En attendant le vote des bêtes sauvages – Ahmadou Kourouma

en attendant le vote des bêtes sauvages

Ce livre d’un auteur ivoirien relate l’accession au pouvoir de Koyaga, l’homme au totem de faucon dans un pays imaginaire, le pays du Golfe.

Merci à cet article de Wikipedia qui m’a permis de mieux comprendre le contexte. En fait le dictateur en question est celui du Togo. Au cours de six veillées, le conteur-griot va nous raconter l’enfance de ce chef (enfance outrageusement romancée ce qui la rend drôle), la mort injuste de son père au retour de la guerre 14 18, son engagement en Indochine en tant que tirailleur, puis son accession au pouvoir aidé en cela par les anciens colonisateurs)

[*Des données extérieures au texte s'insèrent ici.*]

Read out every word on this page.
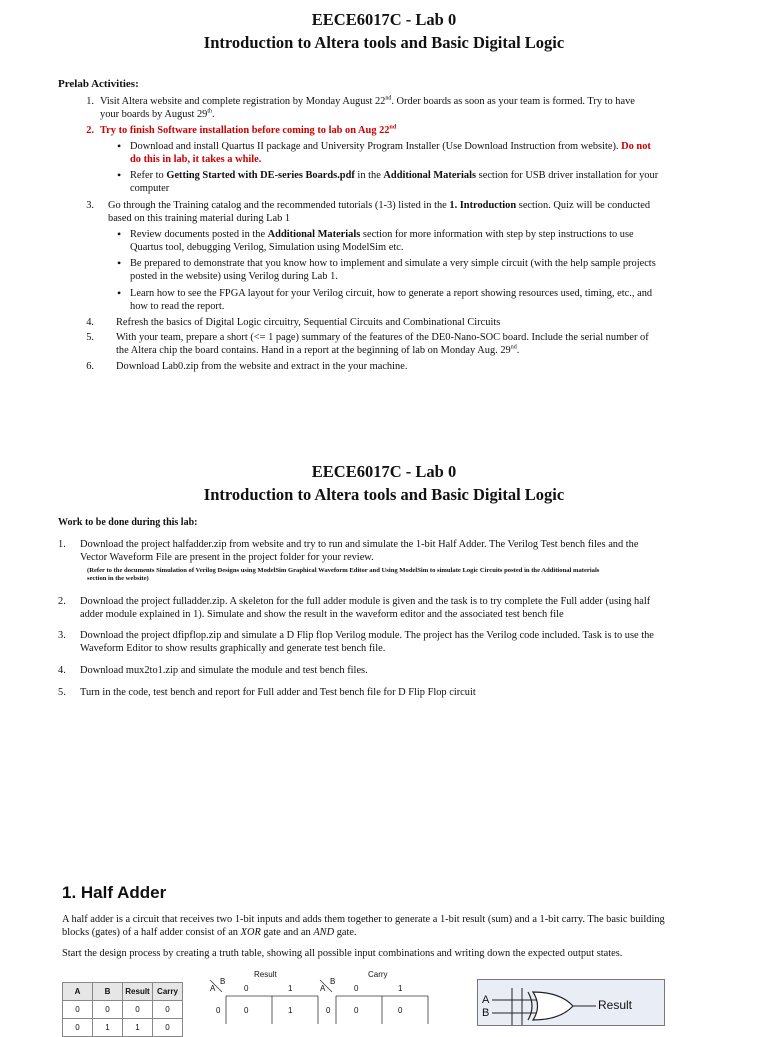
EECE6017C - Lab 0
Introduction to Altera tools and Basic Digital Logic
Prelab Activities:
1. Visit Altera website and complete registration by Monday August 22nd. Order boards as soon as your team is formed. Try to have
your boards by August 29th.
2. Try to finish Software installation before coming to lab on Aug 22nd
• Download and install Quartus II package and University Program Installer (Use Download Instruction from website). Do not
do this in lab, it takes a while.
• Refer to Getting Started with DE-series Boards.pdf in the Additional Materials section for USB driver installation for your
computer
3. Go through the Training catalog and the recommended tutorials (1-3) listed in the 1. Introduction section. Quiz will be conducted
based on this training material during Lab 1
• Review documents posted in the Additional Materials section for more information with step by step instructions to use
Quartus tool, debugging Verilog, Simulation using ModelSim etc.
• Be prepared to demonstrate that you know how to implement and simulate a very simple circuit (with the help sample projects
posted in the website) using Verilog during Lab 1.
• Learn how to see the FPGA layout for your Verilog circuit, how to generate a report showing resources used, timing, etc., and
how to read the report.
4. Refresh the basics of Digital Logic circuitry, Sequential Circuits and Combinational Circuits
5. With your team, prepare a short (<= 1 page) summary of the features of the DE0-Nano-SOC board. Include the serial number of
the Altera chip the board contains. Hand in a report at the beginning of lab on Monday Aug. 29nd.
6. Download Lab0.zip from the website and extract in the your machine.
EECE6017C - Lab 0
Introduction to Altera tools and Basic Digital Logic
Work to be done during this lab:
1. Download the project halfadder.zip from website and try to run and simulate the 1-bit Half Adder. The Verilog Test bench files and the
Vector Waveform File are present in the project folder for your review.
(Refer to the documents Simulation of Verilog Designs using ModelSim Graphical Waveform Editor and Using ModelSim to simulate Logic Circuits posted in the Additional materials
section in the website)
2. Download the project fulladder.zip. A skeleton for the full adder module is given and the task is to try complete the Full adder (using half
adder module explained in 1). Simulate and show the result in the waveform editor and the associated test bench file
3. Download the project dfipflop.zip and simulate a D Flip flop Verilog module. The project has the Verilog code included. Task is to use the
Waveform Editor to show results graphically and generate test bench file.
4. Download mux2to1.zip and simulate the module and test bench files.
5. Turn in the code, test bench and report for Full adder and Test bench file for D Flip Flop circuit
1. Half Adder
A half adder is a circuit that receives two 1-bit inputs and adds them together to generate a 1-bit result (sum) and a 1-bit carry. The basic building
blocks (gates) of a half adder consist of an XOR gate and an AND gate.
Start the design process by creating a truth table, showing all possible input combinations and writing down the expected output states.
A	B	Result	Carry
0	0	0	0
0	1	1	0
Result
B
A	0	1
0	0	1
Carry
B
A	0	1
0	0	0
A
B
Result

J’ai apprécié la façon de l’auteur d’amener une critique forte des dictateurs de ces pays, car il n’y a pas que l’homme au totem de faucon, il y a aussi celui au totem de caïman, au totem de hyène, celui au totem léopard….
Ah l’Afrique pendant et après la colonisation : pauvre Afrique qui se « libère » des pays colonisateurs pour être pillée par les soi-disant libérateurs…. leurs marabouts et autre croyances …les élections truquées, les rivalités entre ethnies…

Je connais très peu l’histoire de l’Afrique. Ce livre m’a permis d’en apprendre plus et notamment sur le rôle de la France, du général de Gaulle à François Mitterand…. Les enjeux de la guerre froide en Afrique sont également évoqués …

Où comment la fin de cette guerre froide et 30 ans de dictature plonge le pays dans la guerre civile…
L’auteur manie l’humour (grinçant) et le comique de répétition à merveille.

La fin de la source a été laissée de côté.